AB yakasında ise hiçbir değişim yoktur. Yeni AB başkanı ve dış işleri sorumlusu, AB’nin yeni süreçte de silik kalmaya devam edeceğinin en açık kanıtı olmuştur. Burada Almanya-Fransa ekseni ile İngiltere’nin bilek güreşi devam edecektir.
Dünyada güçlerin dağınık tablosu, karmaşıklaşarak ve derinleşerek devam ediyor.
Çok kutuplu dünyanın pratik güç tablosundaki bulanık hava daha ne kadar devam edecektir? Bu bulanık tablonun biraz daha netleşmesinde Amerika’nın Irak’tan çekilmesi ve yaklaşan Afganistan yenilgisi önemli rol oynayacaktır. Bu, Washington’un çok önemli olan iki bölgede, Ortadoğu ve Güney Asya’daki durumunu daha net olarak ortaya çıkartacaktır.
Aynı derecede önemli olan bunalımdan nasıl çıkılacağıdır. Bir gerçeklik çok açıktır, Washington hala neoliberal politikalarda ve spekülasyonda ısrarlıdır. Zaten başka şansı da yoktur. Ancak bu durum ABD ve Çin’le temsil edilen: spekülasyon ve üretim “dengesizliğinin” daha da açılmasına neden olacaktır.
ABD sürekli kan ve güç kaybediyor, ancak yerini alacak bir güç yoktur, yakın zamanda da olması mümkün değildir.
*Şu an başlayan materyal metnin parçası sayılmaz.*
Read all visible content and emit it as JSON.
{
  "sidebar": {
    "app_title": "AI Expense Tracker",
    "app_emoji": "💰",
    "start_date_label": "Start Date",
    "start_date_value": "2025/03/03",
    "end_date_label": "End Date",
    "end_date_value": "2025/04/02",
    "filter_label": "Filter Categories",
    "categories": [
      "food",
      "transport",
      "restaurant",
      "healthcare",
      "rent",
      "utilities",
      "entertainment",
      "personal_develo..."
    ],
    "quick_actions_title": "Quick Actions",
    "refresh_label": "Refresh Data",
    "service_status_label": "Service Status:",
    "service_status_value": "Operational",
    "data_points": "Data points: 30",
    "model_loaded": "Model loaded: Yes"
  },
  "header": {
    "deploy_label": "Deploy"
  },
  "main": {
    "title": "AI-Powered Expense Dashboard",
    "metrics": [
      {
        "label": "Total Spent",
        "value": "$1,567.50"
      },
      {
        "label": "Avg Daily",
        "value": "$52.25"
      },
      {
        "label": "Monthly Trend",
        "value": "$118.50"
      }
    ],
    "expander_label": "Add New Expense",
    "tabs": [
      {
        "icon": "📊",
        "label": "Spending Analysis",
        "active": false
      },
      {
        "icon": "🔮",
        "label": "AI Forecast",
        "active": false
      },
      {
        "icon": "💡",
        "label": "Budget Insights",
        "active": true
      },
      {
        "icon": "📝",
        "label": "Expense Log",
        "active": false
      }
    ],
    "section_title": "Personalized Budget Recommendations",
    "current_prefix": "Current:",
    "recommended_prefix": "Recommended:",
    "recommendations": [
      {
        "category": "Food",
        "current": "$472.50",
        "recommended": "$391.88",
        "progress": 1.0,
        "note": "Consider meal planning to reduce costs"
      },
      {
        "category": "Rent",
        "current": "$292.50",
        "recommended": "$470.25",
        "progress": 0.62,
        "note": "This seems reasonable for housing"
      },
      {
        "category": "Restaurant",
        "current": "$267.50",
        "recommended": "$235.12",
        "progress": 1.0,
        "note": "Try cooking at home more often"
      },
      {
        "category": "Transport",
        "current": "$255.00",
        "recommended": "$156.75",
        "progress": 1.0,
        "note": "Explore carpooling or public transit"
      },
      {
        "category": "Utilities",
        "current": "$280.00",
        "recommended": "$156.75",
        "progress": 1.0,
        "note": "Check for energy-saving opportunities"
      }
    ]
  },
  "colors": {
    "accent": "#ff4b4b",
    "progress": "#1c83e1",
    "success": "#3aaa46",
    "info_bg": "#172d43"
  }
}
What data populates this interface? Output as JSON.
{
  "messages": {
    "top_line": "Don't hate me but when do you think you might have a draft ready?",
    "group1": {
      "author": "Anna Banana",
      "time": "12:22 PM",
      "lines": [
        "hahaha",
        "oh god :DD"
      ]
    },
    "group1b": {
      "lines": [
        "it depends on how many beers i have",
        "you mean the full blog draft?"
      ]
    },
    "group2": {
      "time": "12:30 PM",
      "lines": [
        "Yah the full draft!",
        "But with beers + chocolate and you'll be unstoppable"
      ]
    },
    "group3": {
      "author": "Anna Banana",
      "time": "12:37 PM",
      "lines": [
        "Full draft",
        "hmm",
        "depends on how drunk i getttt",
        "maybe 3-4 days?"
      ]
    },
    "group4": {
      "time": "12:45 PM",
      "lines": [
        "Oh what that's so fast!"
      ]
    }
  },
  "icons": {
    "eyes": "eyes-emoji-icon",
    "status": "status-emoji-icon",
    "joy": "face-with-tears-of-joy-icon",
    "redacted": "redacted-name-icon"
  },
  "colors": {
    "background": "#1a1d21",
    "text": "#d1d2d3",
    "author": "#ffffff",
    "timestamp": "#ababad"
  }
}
Öyle anlaşılıyor ki insanlığın yüz elli yıldır görmeye alışık olduğu tablo, bir gücün yerine bir başkasının geçmesi denklemi artık işlemeyecektir.
Bu öngörü iki temel nedene dayandırılabilir ve bu noktada çok kutuplu dünyanın pratik güç dağılımından çok, siyasal ve ideolojik tablosu gündeme gelir.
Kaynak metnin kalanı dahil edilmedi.